В самом деле, все 3,5 тысячи механических реле «Марк I» требовали физического переключения, заставляя цепь то замыкаться, то размыкаться снова. В результате они обладали лишь ограниченным запасом выносливости и требовали замены спустя примерно 50 тысяч переключений. Это снижало и их быстродействие: машина могла производить лишь три операции сложения или вычитания в секунду. Наконец, механическое решение крайне ненадежно: обычное насекомое, пробравшееся внутрь системы, грозило нарушить ее работу — что и случалось то и дело, породив современное словечко «баг». Неудивительно, что вскоре инженеры обратили внимание на другой способ получить управляемые переключатели — электронные ламповые диоды, превратившие электромеханические системы в полностью электрические.
Такие приборы создали еще в 1900-х: вакуумная лампа содержит электроды, один из которых, нагреваясь при подаче тока, начинает испускать электроны, которые устремляются к противоположно заряженному электроду. Однако установленный между ними третий электрод может управлять этим потоком. Если на него подано отрицательное напряжение, он блокирует движение электронов, а если положительное — облегчает его.
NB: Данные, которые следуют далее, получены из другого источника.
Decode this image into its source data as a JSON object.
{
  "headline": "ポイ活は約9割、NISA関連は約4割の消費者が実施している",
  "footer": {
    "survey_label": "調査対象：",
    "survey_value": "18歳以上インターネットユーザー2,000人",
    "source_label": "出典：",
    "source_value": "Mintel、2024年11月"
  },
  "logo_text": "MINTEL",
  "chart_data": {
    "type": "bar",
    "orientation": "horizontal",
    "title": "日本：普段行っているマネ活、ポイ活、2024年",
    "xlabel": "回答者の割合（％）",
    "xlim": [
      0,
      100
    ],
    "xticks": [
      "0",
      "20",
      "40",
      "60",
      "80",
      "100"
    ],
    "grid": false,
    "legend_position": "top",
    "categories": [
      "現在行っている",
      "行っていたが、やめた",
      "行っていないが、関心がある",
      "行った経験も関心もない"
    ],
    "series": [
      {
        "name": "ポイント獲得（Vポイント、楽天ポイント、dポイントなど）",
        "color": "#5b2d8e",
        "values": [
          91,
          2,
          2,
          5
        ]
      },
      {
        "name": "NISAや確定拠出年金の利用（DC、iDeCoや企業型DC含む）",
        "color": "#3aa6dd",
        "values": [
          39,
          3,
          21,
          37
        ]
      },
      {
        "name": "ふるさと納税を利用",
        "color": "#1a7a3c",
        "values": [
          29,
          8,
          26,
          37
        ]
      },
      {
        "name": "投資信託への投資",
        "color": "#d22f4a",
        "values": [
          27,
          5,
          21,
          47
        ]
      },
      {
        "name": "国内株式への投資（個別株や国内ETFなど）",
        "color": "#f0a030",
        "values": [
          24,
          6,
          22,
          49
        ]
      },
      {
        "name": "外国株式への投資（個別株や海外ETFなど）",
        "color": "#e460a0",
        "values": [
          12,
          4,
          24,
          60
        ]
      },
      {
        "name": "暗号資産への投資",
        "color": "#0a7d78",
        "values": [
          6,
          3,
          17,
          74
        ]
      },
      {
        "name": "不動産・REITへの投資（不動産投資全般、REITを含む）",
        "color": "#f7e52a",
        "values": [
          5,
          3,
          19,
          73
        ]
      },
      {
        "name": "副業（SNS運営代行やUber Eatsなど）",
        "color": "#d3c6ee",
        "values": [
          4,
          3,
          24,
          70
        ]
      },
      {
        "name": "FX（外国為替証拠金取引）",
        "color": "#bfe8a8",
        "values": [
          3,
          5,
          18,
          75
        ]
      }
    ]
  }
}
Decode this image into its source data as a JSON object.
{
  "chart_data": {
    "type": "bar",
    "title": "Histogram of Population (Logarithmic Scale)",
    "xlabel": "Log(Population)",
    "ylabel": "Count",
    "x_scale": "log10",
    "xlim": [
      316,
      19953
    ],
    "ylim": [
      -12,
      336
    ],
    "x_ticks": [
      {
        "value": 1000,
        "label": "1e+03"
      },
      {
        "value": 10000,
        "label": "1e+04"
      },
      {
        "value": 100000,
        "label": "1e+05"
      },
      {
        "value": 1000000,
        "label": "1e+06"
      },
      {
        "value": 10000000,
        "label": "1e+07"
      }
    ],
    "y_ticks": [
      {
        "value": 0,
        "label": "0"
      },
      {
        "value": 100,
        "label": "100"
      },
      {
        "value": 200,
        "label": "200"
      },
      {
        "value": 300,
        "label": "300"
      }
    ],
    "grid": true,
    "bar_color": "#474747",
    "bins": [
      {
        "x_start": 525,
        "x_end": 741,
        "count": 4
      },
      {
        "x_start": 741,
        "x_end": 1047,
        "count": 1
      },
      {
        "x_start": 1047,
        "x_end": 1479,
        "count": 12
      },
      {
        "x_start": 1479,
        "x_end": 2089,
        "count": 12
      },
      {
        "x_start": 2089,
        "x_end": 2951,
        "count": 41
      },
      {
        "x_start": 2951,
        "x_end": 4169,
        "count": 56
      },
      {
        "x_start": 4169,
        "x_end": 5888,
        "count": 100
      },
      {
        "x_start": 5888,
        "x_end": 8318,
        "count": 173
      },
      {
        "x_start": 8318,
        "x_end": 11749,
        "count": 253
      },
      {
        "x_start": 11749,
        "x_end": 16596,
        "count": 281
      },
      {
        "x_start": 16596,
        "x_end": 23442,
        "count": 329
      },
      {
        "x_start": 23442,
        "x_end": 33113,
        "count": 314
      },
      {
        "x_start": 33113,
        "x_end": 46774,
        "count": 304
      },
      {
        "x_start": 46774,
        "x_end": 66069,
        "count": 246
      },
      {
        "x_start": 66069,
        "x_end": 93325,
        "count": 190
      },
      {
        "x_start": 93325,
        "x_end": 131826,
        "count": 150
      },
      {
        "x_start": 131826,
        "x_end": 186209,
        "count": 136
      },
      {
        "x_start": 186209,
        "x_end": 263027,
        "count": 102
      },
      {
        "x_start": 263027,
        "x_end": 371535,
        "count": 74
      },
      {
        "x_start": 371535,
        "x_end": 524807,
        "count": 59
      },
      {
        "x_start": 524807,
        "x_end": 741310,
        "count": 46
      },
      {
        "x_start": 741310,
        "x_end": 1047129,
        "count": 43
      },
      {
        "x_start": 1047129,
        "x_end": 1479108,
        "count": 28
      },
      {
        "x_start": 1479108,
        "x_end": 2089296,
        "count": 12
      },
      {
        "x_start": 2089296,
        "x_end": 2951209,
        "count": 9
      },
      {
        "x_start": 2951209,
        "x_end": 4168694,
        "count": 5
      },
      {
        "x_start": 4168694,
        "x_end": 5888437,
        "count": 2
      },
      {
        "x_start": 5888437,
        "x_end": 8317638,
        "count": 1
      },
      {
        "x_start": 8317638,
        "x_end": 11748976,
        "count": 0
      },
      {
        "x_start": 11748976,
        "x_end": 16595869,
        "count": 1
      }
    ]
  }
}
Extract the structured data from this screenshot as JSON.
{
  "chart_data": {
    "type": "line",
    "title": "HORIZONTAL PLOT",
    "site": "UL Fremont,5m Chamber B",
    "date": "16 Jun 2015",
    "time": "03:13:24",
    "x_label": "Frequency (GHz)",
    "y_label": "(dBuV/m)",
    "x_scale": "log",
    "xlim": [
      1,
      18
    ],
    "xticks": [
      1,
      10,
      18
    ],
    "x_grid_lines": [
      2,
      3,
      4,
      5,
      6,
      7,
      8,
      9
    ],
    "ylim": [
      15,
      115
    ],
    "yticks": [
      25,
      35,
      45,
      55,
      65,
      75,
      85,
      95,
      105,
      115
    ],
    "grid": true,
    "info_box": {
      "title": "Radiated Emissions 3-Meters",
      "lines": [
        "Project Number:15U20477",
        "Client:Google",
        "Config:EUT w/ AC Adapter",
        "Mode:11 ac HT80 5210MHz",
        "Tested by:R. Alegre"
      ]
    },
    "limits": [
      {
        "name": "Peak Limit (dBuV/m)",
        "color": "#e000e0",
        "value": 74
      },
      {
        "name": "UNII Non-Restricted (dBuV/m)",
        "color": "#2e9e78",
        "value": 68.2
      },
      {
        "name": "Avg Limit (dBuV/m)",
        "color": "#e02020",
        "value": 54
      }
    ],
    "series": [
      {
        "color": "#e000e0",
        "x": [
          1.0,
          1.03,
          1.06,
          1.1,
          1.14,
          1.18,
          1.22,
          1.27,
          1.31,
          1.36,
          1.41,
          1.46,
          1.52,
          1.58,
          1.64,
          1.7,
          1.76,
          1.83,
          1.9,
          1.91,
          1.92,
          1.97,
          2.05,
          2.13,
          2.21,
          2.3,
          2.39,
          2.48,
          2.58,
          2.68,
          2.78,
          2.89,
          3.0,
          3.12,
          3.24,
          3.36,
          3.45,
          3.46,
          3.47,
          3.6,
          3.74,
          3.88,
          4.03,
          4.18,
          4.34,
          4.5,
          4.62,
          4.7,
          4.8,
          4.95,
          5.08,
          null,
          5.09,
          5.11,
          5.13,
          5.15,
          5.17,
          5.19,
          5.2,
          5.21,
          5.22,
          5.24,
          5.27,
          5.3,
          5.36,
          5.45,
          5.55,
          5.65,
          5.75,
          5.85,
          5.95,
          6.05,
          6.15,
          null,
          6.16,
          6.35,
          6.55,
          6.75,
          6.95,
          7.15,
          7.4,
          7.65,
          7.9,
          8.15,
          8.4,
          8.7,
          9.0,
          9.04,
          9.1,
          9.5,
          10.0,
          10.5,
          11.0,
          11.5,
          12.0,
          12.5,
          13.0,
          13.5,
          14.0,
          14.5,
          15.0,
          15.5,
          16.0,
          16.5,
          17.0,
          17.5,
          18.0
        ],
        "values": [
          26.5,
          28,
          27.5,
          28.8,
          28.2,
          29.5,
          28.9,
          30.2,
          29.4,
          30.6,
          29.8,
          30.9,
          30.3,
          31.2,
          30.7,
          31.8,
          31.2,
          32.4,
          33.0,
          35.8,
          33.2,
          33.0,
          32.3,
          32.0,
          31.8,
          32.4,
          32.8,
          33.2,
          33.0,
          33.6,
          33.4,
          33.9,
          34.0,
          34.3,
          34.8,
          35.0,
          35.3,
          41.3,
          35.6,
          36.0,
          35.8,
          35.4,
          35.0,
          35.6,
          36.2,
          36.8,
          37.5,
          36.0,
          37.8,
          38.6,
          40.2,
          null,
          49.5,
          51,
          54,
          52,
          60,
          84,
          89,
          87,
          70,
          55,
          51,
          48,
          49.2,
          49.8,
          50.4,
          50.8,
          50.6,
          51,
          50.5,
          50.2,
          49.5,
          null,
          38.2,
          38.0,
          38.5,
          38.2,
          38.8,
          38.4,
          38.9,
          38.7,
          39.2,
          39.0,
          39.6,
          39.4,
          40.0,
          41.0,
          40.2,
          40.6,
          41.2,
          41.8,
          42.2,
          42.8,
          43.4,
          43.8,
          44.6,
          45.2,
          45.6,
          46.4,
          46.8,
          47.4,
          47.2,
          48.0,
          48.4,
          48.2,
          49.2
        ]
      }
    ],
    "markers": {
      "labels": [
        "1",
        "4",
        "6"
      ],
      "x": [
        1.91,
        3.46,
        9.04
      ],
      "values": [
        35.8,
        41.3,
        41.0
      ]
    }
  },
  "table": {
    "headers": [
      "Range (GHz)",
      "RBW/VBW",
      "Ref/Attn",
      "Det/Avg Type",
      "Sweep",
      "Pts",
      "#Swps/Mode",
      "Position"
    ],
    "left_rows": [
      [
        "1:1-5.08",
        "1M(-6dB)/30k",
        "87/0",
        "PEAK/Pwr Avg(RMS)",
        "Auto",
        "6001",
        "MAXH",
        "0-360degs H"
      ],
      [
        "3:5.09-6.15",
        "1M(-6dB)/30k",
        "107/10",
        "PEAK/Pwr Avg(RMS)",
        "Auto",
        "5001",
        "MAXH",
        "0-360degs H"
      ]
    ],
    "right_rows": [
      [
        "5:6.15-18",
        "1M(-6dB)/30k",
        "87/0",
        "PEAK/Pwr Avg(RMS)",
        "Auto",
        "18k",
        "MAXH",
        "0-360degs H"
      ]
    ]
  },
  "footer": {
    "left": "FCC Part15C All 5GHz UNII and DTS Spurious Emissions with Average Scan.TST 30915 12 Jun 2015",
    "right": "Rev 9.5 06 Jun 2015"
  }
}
Ламповые диоды были куда надежнее и быстрее механических реле, они могли переключаться сотни и тысячи раз в секунду и служили дольше. Их широко использовали в усилителях звука: слабый ток в управляющем контуре замыкал более мощный рабочий контур, тем самым усиливая сигнал. Но если бытовой усилитель требовал одну лампу, компьютеру были нужны сотни — хрупких, дорогих, требовавших регулярной замены и энергетически прожорливых.
При этом уже первые ламповые компьютеры — такие как Colossus, взламывавший шифры радиосообщений вермахта в годы Второй мировой — быстро перевалили через планку в тысячи диодов. Для проведения каждого конкретного вычисления приходилось перепрограммировать систему полностью, по-новому комбинируя логические вентили из электронных ламп.
Автоматизировали этот процесс лишь создатели следующей машины — ENIAC, законченной к 1945 году и использовавшейся для разработки термоядерного оружия. Это был первый действительно программируемый компьютер, способный проводить уже до 500 тысяч операций в секунду. Тем не менее стало очевидно, что необходим принципиально иной механизм создания переключателей-реле: приближалось время транзисторов.
Заслуга создания полупроводниковых транзисторов принадлежит Уильяму Шокли и его коллегам из Bell Laboratories. По сути, это те же переключатели, далекие потомки механических и ламповых систем, но действующие уже на более миниатюрном уровне.
Чтобы понять, как они действуют, нам придется снова спуститься к атомному масштабу. Кремний — один из основных элементов в земной коре — образует кристаллическую решетку со свойствами полупроводника. В чистом виде все четыре электрона, которые есть на внешних оболочках атомов кремния, оказываются разделенными между соседними узлами решетки.
Они стабилизированы и не способны двигаться, так что безупречный кремниевый кристалл ток не проводит. Однако внесение уже небольших количеств добавок (допирование) из элементов с другим числом внешних электронов (например, бора) создает в решетке свободные носители заряда — или вакансии (дырки), — которые те будут стремиться занять. Мы получим материал с электронной (N-) или дырочной (P-) проводимостью.
Теперь представим, что аккуратным допированием мы превратили небольшой фрагмент чистого кремния в N-полупроводник с тонкой полоской Р-проводимости, разделяющей его пополам. Избыток электронов из N-областей займет ближайшие дырки в P-области, создав область с избыточным отрицательным зарядом. Она будет препятствовать дальнейшему движению электронов, запирая течение тока, как третий управляющий электрод в вакуумной лампе. Но если на Р-область подается положительный заряд, он удалит лишние электроны, позволив току двигаться.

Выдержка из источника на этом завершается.